Gleamlight, Enchanted Portals, Genshin Impact, Bug Tales, on ne compte plus les titres vilipendés par différentes communautés de joueurs pour leur trop grande ressemblance avec une œuvre de plus haut calibre. Le dernier en date : Foregone. Cloué sur la place publique pour avoir emprunté le style graphique de Dead Cells, le titre développé et édité Big Blue Bubble s’était vu étiqueter par certains – dès son early acces sur PC – comme persona non grata du monde vidéoludique. Pourtant, si les copier-coller de gameplay sont tolérés par à peu près tous – coucou la prolifération de Souls-Like et autres Rogues en tout genre ces dernières années, il pourrait en être de même pour les titres qui ont eu le malheur de s’inspirer d’une direction artistique qui a déjà convaincu par le passé. Cela me semble même nécessaire si cela permet de voir naitre des projets comme celui de Foregone, qui dépasse ici sa simple condition de doppelgänger.
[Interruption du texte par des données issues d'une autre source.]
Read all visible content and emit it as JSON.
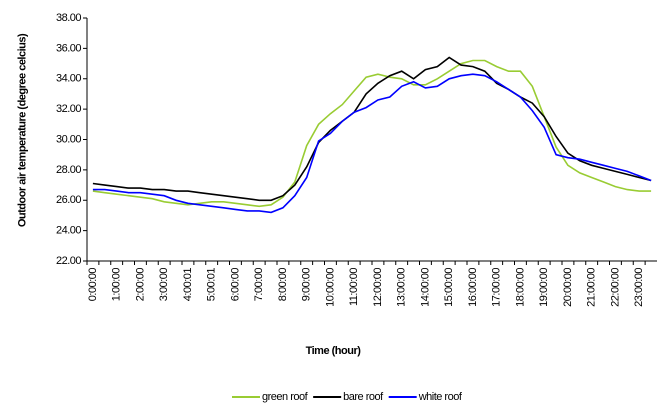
{
  "chart_data": {
    "type": "line",
    "y_label": "Outdoor air temperature (degree celcius)",
    "x_label": "Time (hour)",
    "categories": [
      "0:00:00",
      null,
      "1:00:00",
      null,
      "2:00:00",
      null,
      "3:00:00",
      null,
      "4:00:01",
      null,
      "5:00:01",
      null,
      "6:00:00",
      null,
      "7:00:00",
      null,
      "8:00:00",
      null,
      "9:00:00",
      null,
      "10:00:00",
      null,
      "11:00:00",
      null,
      "12:00:00",
      null,
      "13:00:00",
      null,
      "14:00:00",
      null,
      "15:00:00",
      null,
      "16:00:00",
      null,
      "17:00:00",
      null,
      "18:00:00",
      null,
      "19:00:00",
      null,
      "20:00:00",
      null,
      "21:00:00",
      null,
      "22:00:00",
      null,
      "23:00:00",
      null
    ],
    "series": [
      {
        "name": "green roof",
        "color": "#99cc33",
        "values": [
          26.6,
          26.5,
          26.4,
          26.3,
          26.2,
          26.1,
          25.9,
          25.8,
          25.7,
          25.8,
          25.9,
          25.9,
          25.8,
          25.7,
          25.6,
          25.7,
          26.2,
          27.2,
          29.6,
          31.0,
          31.7,
          32.3,
          33.2,
          34.1,
          34.3,
          34.1,
          34.0,
          33.6,
          33.6,
          34.0,
          34.5,
          35.0,
          35.2,
          35.2,
          34.8,
          34.5,
          34.5,
          33.5,
          31.5,
          29.5,
          28.3,
          27.8,
          27.5,
          27.2,
          26.9,
          26.7,
          26.6,
          26.6
        ]
      },
      {
        "name": "bare roof",
        "color": "#000000",
        "values": [
          27.1,
          27.0,
          26.9,
          26.8,
          26.8,
          26.7,
          26.7,
          26.6,
          26.6,
          26.5,
          26.4,
          26.3,
          26.2,
          26.1,
          26.0,
          26.0,
          26.3,
          27.0,
          28.2,
          29.8,
          30.6,
          31.2,
          31.8,
          33.0,
          33.7,
          34.2,
          34.5,
          34.0,
          34.6,
          34.8,
          35.4,
          34.9,
          34.8,
          34.5,
          33.7,
          33.3,
          32.8,
          32.4,
          31.5,
          30.2,
          29.1,
          28.6,
          28.3,
          28.1,
          27.9,
          27.7,
          27.5,
          27.3
        ]
      },
      {
        "name": "white roof",
        "color": "#0000ff",
        "values": [
          26.7,
          26.7,
          26.6,
          26.5,
          26.5,
          26.4,
          26.3,
          26.0,
          25.8,
          25.7,
          25.6,
          25.5,
          25.4,
          25.3,
          25.3,
          25.2,
          25.5,
          26.3,
          27.5,
          29.9,
          30.4,
          31.2,
          31.8,
          32.1,
          32.6,
          32.8,
          33.5,
          33.8,
          33.4,
          33.5,
          34.0,
          34.2,
          34.3,
          34.2,
          33.8,
          33.3,
          32.8,
          31.9,
          30.8,
          29.0,
          28.8,
          28.7,
          28.5,
          28.3,
          28.1,
          27.9,
          27.6,
          27.3
        ]
      }
    ],
    "ylim": [
      22,
      38
    ],
    "yticks": [
      {
        "value": 22,
        "label": "22.00"
      },
      {
        "value": 24,
        "label": "24.00"
      },
      {
        "value": 26,
        "label": "26.00"
      },
      {
        "value": 28,
        "label": "28.00"
      },
      {
        "value": 30,
        "label": "30.00"
      },
      {
        "value": 32,
        "label": "32.00"
      },
      {
        "value": 34,
        "label": "34.00"
      },
      {
        "value": 36,
        "label": "36.00"
      },
      {
        "value": 38,
        "label": "38.00"
      }
    ],
    "grid": false,
    "legend": "bottom"
  }
}
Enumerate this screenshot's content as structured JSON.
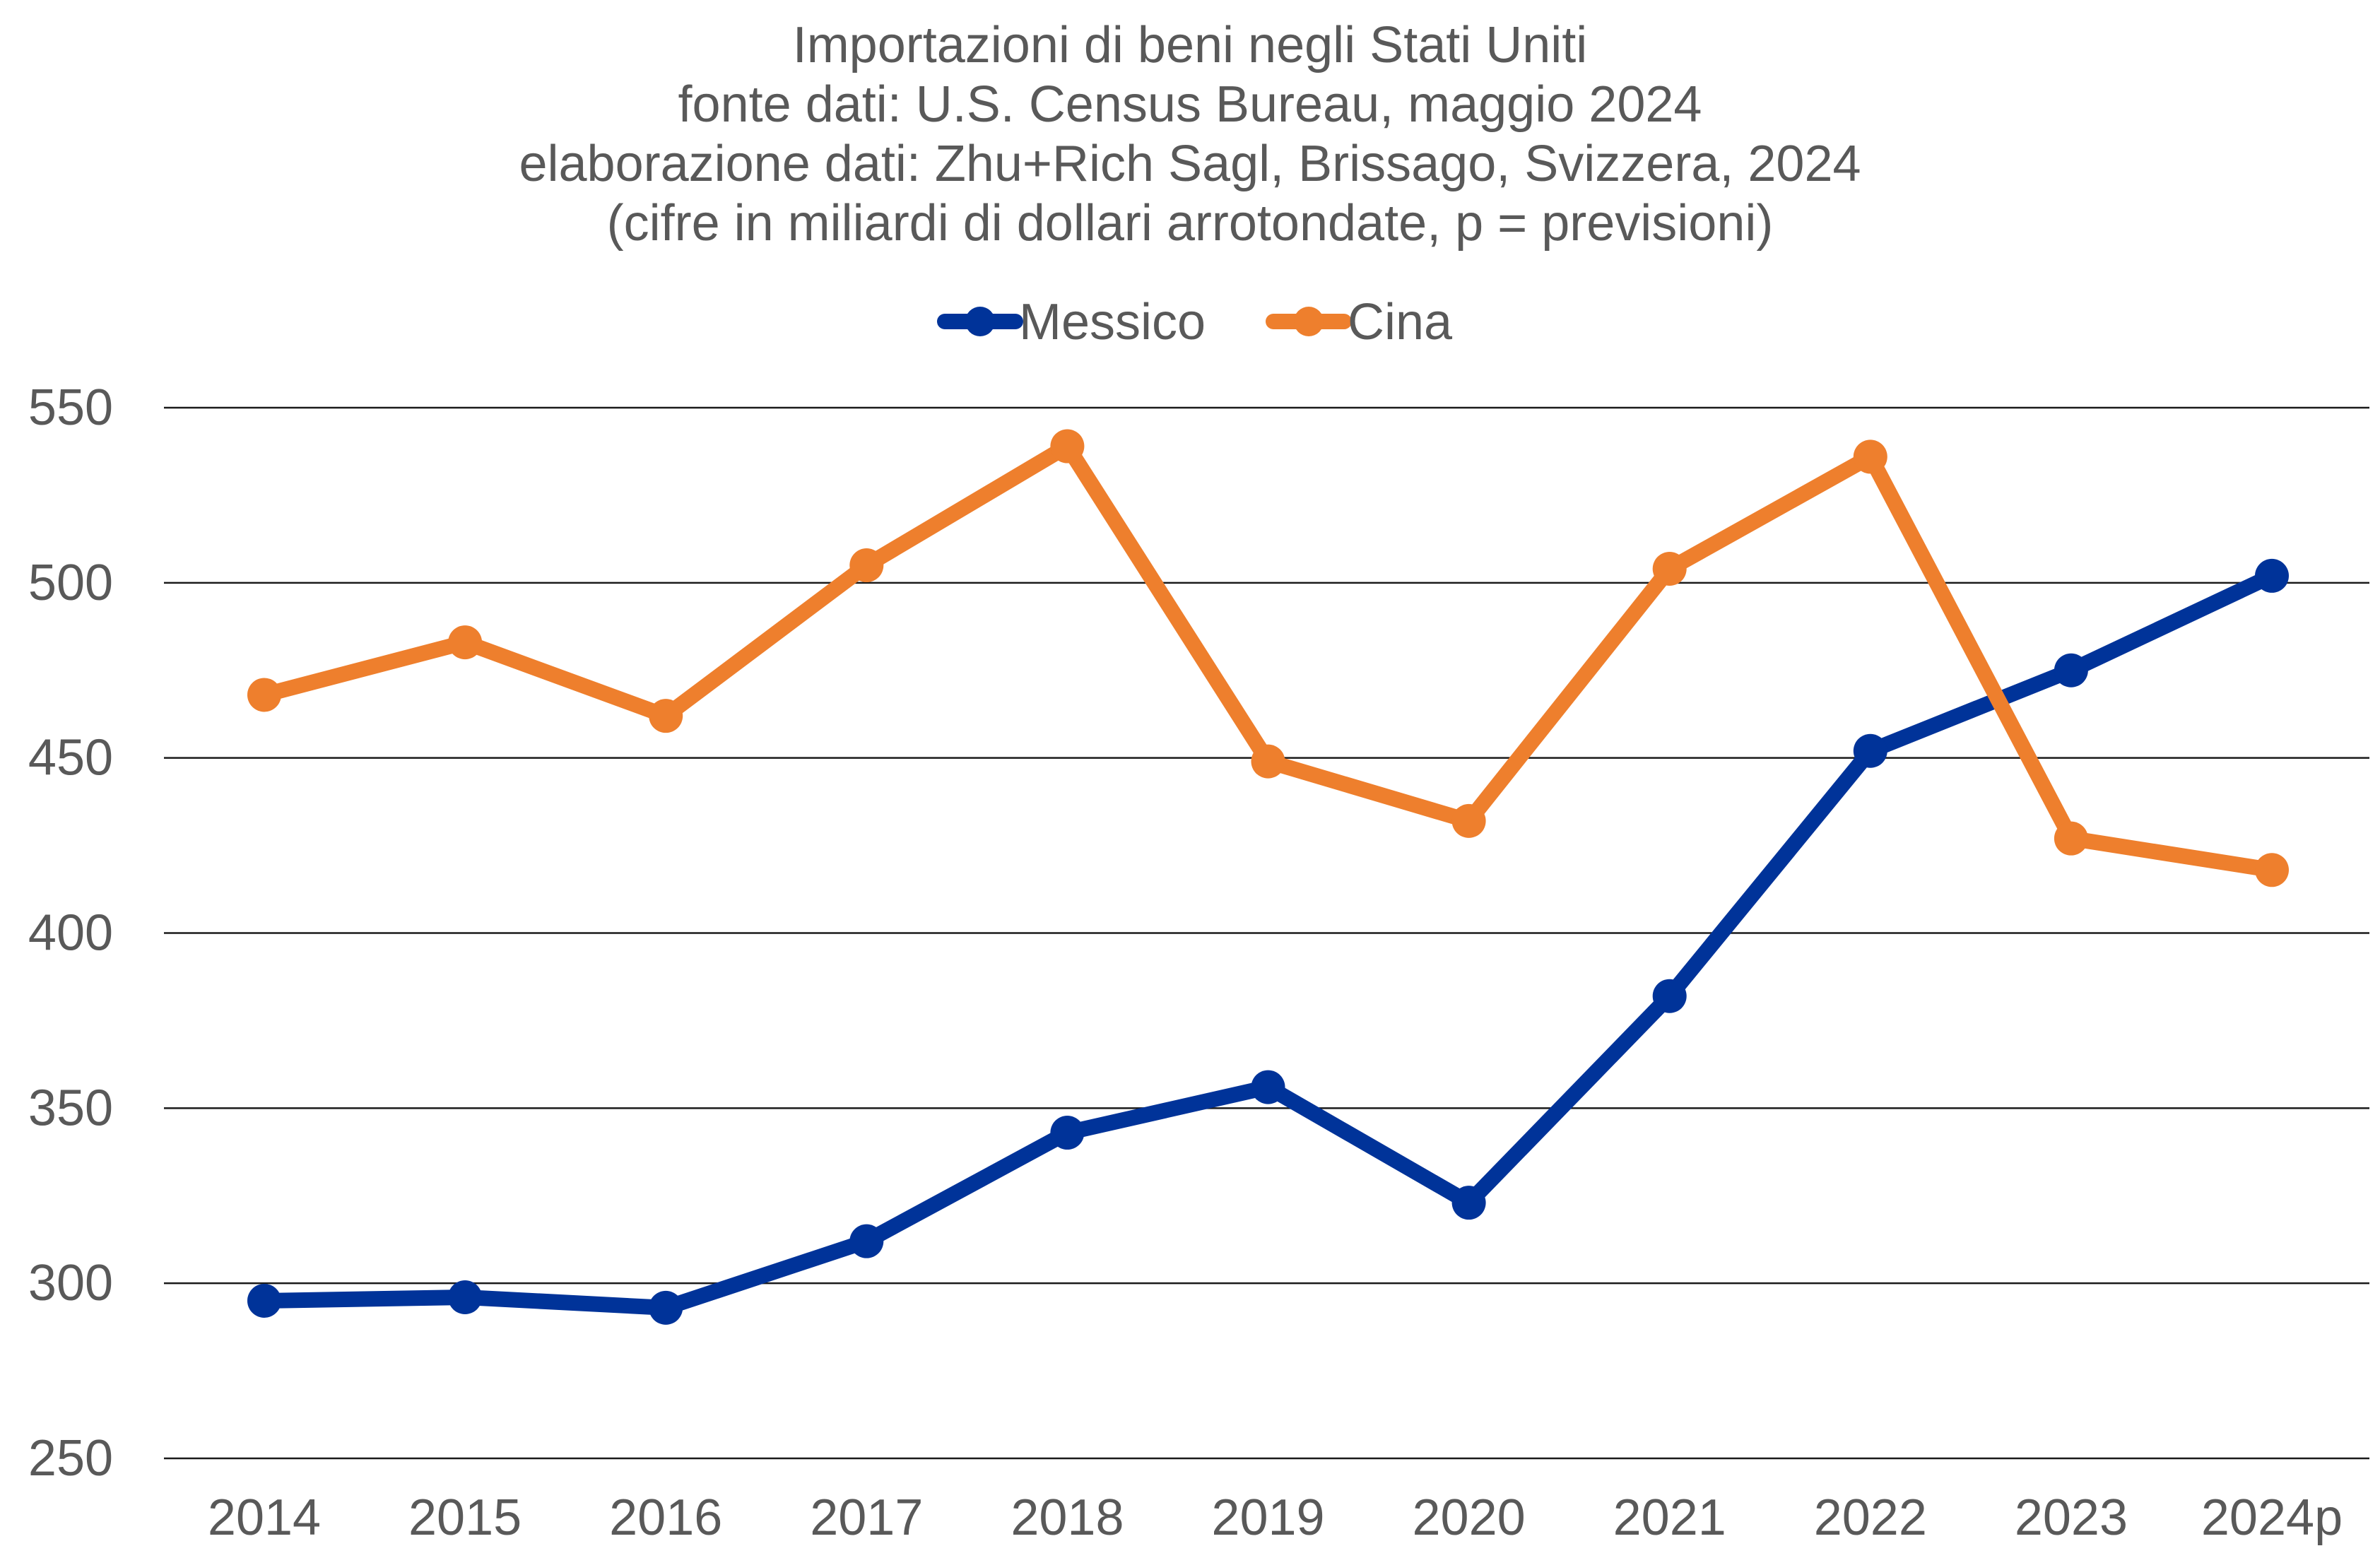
{
  "chart_data": {
    "type": "line",
    "title_lines": [
      "Importazioni di beni negli Stati Uniti",
      "fonte dati: U.S. Census Bureau, maggio 2024",
      "elaborazione dati: Zhu+Rich Sagl, Brissago, Svizzera, 2024",
      "(cifre in miliardi di dollari arrotondate, p = previsioni)"
    ],
    "categories": [
      "2014",
      "2015",
      "2016",
      "2017",
      "2018",
      "2019",
      "2020",
      "2021",
      "2022",
      "2023",
      "2024p"
    ],
    "series": [
      {
        "name": "Messico",
        "color": "#003399",
        "values": [
          295,
          296,
          293,
          312,
          343,
          356,
          323,
          382,
          452,
          475,
          502
        ]
      },
      {
        "name": "Cina",
        "color": "#ee7f2d",
        "values": [
          468,
          483,
          462,
          505,
          539,
          449,
          432,
          504,
          536,
          427,
          418
        ]
      }
    ],
    "y_ticks": [
      "250",
      "300",
      "350",
      "400",
      "450",
      "500",
      "550"
    ],
    "ylim": [
      250,
      550
    ],
    "grid": true,
    "legend_position": "top-center",
    "xlabel": "",
    "ylabel": "",
    "colors": {
      "text": "#595959",
      "grid": "#1a1a1a",
      "background": "#ffffff"
    }
  }
}
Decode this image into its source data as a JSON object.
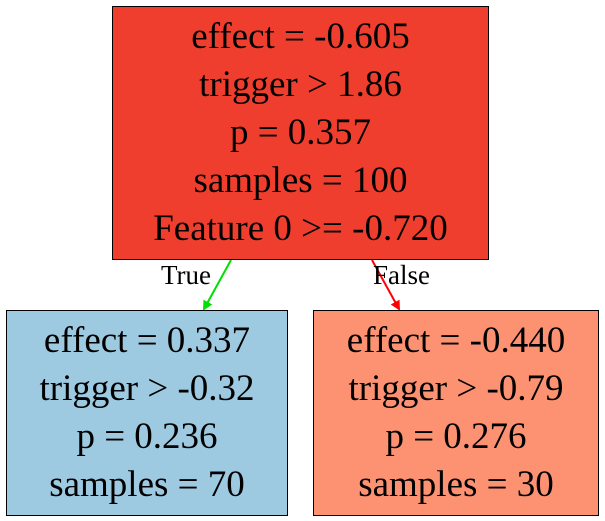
{
  "colors": {
    "root_fill": "#f03e2e",
    "left_fill": "#9ecae1",
    "right_fill": "#fc9272",
    "true_edge": "#00e000",
    "false_edge": "#ff0000"
  },
  "tree": {
    "root": {
      "lines": [
        "effect = -0.605",
        "trigger > 1.86",
        "p = 0.357",
        "samples = 100",
        "Feature 0 >= -0.720"
      ]
    },
    "left": {
      "lines": [
        "effect = 0.337",
        "trigger > -0.32",
        "p = 0.236",
        "samples = 70"
      ]
    },
    "right": {
      "lines": [
        "effect = -0.440",
        "trigger > -0.79",
        "p = 0.276",
        "samples = 30"
      ]
    },
    "edges": {
      "true_label": "True",
      "false_label": "False"
    }
  }
}
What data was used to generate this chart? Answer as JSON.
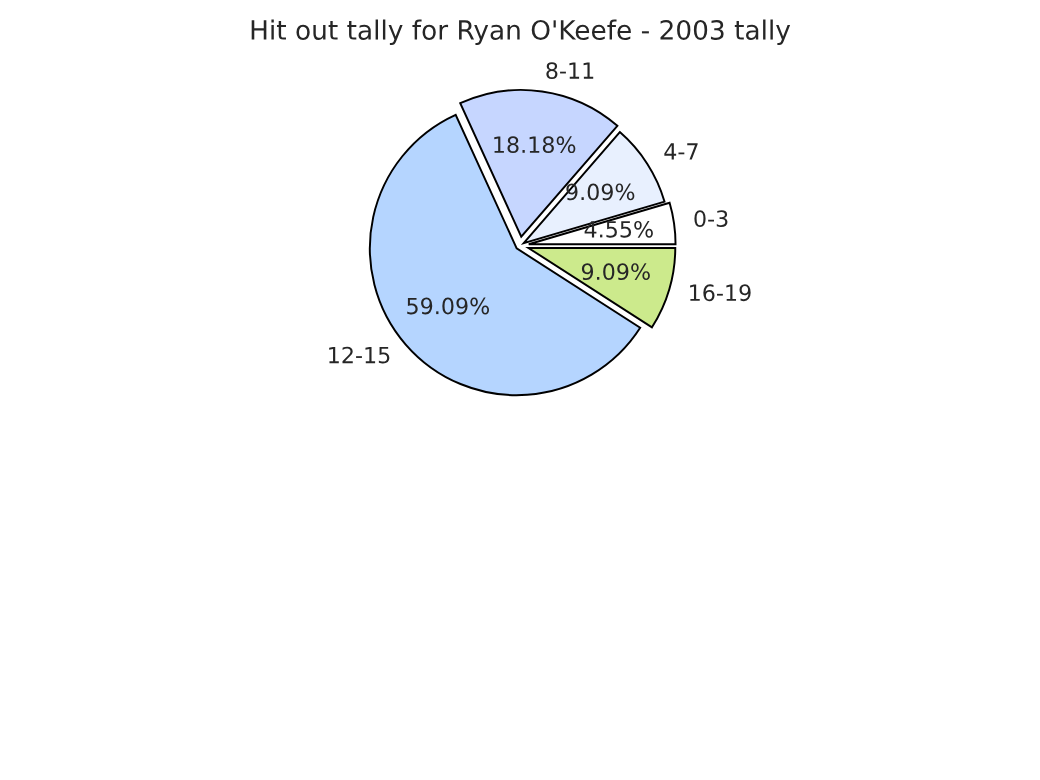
{
  "chart_data": {
    "type": "pie",
    "title": "Hit out tally for Ryan O'Keefe - 2003 tally",
    "categories": [
      "0-3",
      "4-7",
      "8-11",
      "12-15",
      "16-19"
    ],
    "values": [
      4.55,
      9.09,
      18.18,
      59.09,
      9.09
    ],
    "value_labels": [
      "4.55%",
      "9.09%",
      "18.18%",
      "59.09%",
      "9.09%"
    ],
    "colors": [
      "#ffffff",
      "#e8f0fe",
      "#c6d6ff",
      "#b5d5ff",
      "#ccea8c"
    ]
  }
}
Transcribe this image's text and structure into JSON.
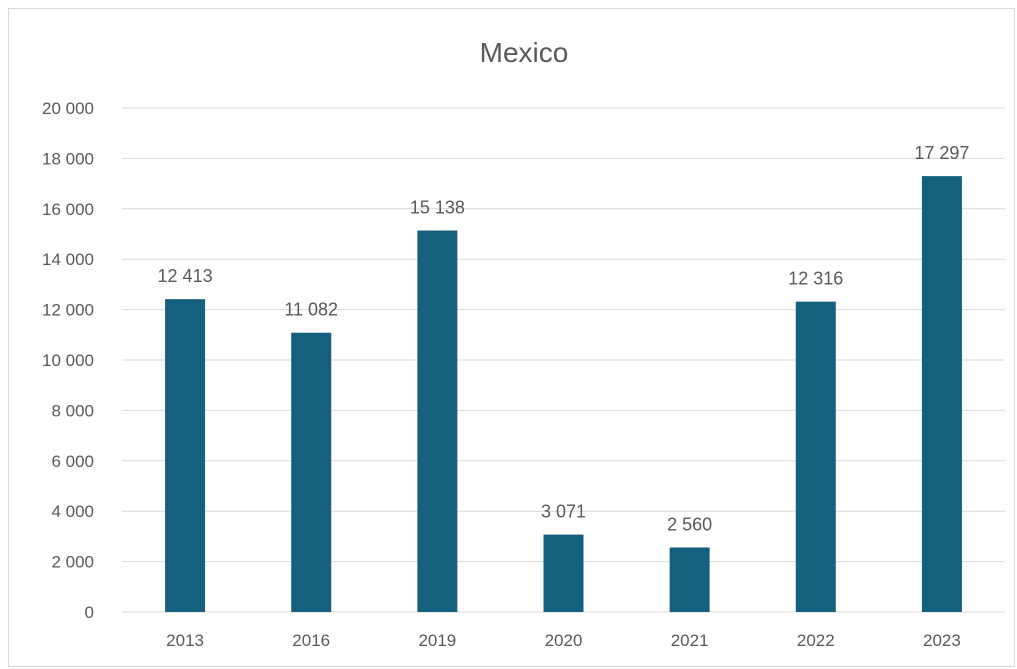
{
  "chart_data": {
    "type": "bar",
    "title": "Mexico",
    "xlabel": "",
    "ylabel": "",
    "categories": [
      "2013",
      "2016",
      "2019",
      "2020",
      "2021",
      "2022",
      "2023"
    ],
    "values": [
      12413,
      11082,
      15138,
      3071,
      2560,
      12316,
      17297
    ],
    "value_labels": [
      "12 413",
      "11 082",
      "15 138",
      "3 071",
      "2 560",
      "12 316",
      "17 297"
    ],
    "ylim": [
      0,
      20000
    ],
    "yticks": [
      0,
      2000,
      4000,
      6000,
      8000,
      10000,
      12000,
      14000,
      16000,
      18000,
      20000
    ],
    "ytick_labels": [
      "0",
      "2 000",
      "4 000",
      "6 000",
      "8 000",
      "10 000",
      "12 000",
      "14 000",
      "16 000",
      "18 000",
      "20 000"
    ],
    "grid": true,
    "legend": "none",
    "bar_color": "#155f7f"
  }
}
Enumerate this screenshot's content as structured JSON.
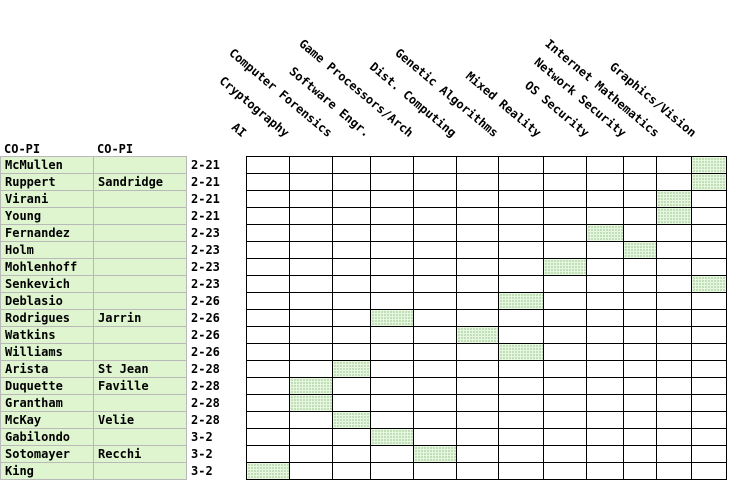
{
  "headers": {
    "pi": "CO-PI",
    "copi": "CO-PI"
  },
  "topics": [
    "AI",
    "Cryptography",
    "Computer Forensics",
    "Software Engr.",
    "Game Processors/Arch",
    "Dist. Computing",
    "Genetic Algorithms",
    "Mixed Reality",
    "OS Security",
    "Network Security",
    "Internet Mathematics",
    "Graphics/Vision"
  ],
  "rows": [
    {
      "pi": "McMullen",
      "copi": "",
      "date": "2-21",
      "topic": 11
    },
    {
      "pi": "Ruppert",
      "copi": "Sandridge",
      "date": "2-21",
      "topic": 11
    },
    {
      "pi": "Virani",
      "copi": "",
      "date": "2-21",
      "topic": 10
    },
    {
      "pi": "Young",
      "copi": "",
      "date": "2-21",
      "topic": 10
    },
    {
      "pi": "Fernandez",
      "copi": "",
      "date": "2-23",
      "topic": 8
    },
    {
      "pi": "Holm",
      "copi": "",
      "date": "2-23",
      "topic": 9
    },
    {
      "pi": "Mohlenhoff",
      "copi": "",
      "date": "2-23",
      "topic": 7
    },
    {
      "pi": "Senkevich",
      "copi": "",
      "date": "2-23",
      "topic": 11
    },
    {
      "pi": "Deblasio",
      "copi": "",
      "date": "2-26",
      "topic": 6
    },
    {
      "pi": "Rodrigues",
      "copi": "Jarrin",
      "date": "2-26",
      "topic": 3
    },
    {
      "pi": "Watkins",
      "copi": "",
      "date": "2-26",
      "topic": 5
    },
    {
      "pi": "Williams",
      "copi": "",
      "date": "2-26",
      "topic": 6
    },
    {
      "pi": "Arista",
      "copi": "St Jean",
      "date": "2-28",
      "topic": 2
    },
    {
      "pi": "Duquette",
      "copi": "Faville",
      "date": "2-28",
      "topic": 1
    },
    {
      "pi": "Grantham",
      "copi": "",
      "date": "2-28",
      "topic": 1
    },
    {
      "pi": "McKay",
      "copi": "Velie",
      "date": "2-28",
      "topic": 2
    },
    {
      "pi": "Gabilondo",
      "copi": "",
      "date": "3-2",
      "topic": 3
    },
    {
      "pi": "Sotomayer",
      "copi": "Recchi",
      "date": "3-2",
      "topic": 4
    },
    {
      "pi": "King",
      "copi": "",
      "date": "3-2",
      "topic": 0
    }
  ],
  "colors": {
    "name_fill": "#dff5d0",
    "mark_fill": "#6aa85a"
  }
}
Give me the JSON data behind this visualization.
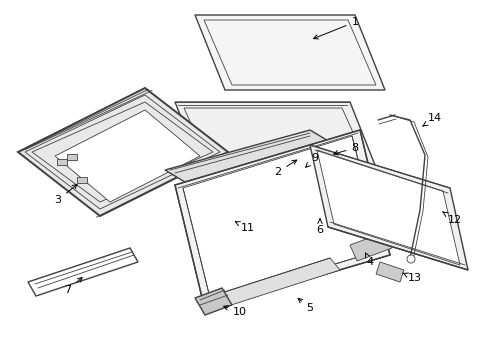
{
  "background_color": "#ffffff",
  "line_color": "#404040",
  "label_color": "#000000",
  "lw_thin": 0.6,
  "lw_med": 1.0,
  "lw_thick": 1.4
}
Évacuons d’emblée le sujet : oui, Foregone reprend effectivement le style graphique si particulier de Dead Cells, fait de modèles 3D sur lesquels une résolution d’image minimale a été apposée. On retrouve donc les mêmes rendus pixelisés des décors et des personnages que chez l’œuvre de Motion Twin ainsi que le côté étrangement flottant des animations des personnages du jeu. Foregone se détache cependant nettement de son père spirituel en nous plongeant dès les premières minutes au cœur d’une forêt lumineuse, à des années-lumière des lugubres donjons et marais de Dead Cells. Une manière de se démarquer bienvenue, même si les cloaques sombres, les cimetières abandonnés et les laboratoires hantés feront vite leurs retours au gré des niveaux, aussi variés que jolis à regarder.

Foregone baby, gone

Des niveaux qui se visiteront de manière linéaire, sans que ceux-ci ne bougent d’un iota lorsque la mort viendra toquer à notre porte, et pour cause : Foregone est un mélange de jeu de plateforme 2D et de metroidvania oldschool, qui met même un point d’honneur à ranger toutes formes de roguelike et d’environnement généré aléatoirement au placard. Dédales à parcourir, secrets cachés à dénicher, boss de fin de niveau à vaincre lors d’intenses affrontements et amélioration de compétences qui vous offrent de nouvelles options de déplacement, tout est là pour que vos vieilles habitudes reviennent au galop. Sauf qu’à vouloir trop bien réciter ses leçons apprises du côté des maîtres du genre, le titre de la firme à la bulle bleue nous rend une copie correcte oui, mais qui laisse transparaitre sur le papier blanc de sa feuille d’examen de nombreuses traces de gomme qui peinent à masquer la présence de quelques petits poncifs inhérents aux anciennes gloires qui lui ont servi d’inspiration.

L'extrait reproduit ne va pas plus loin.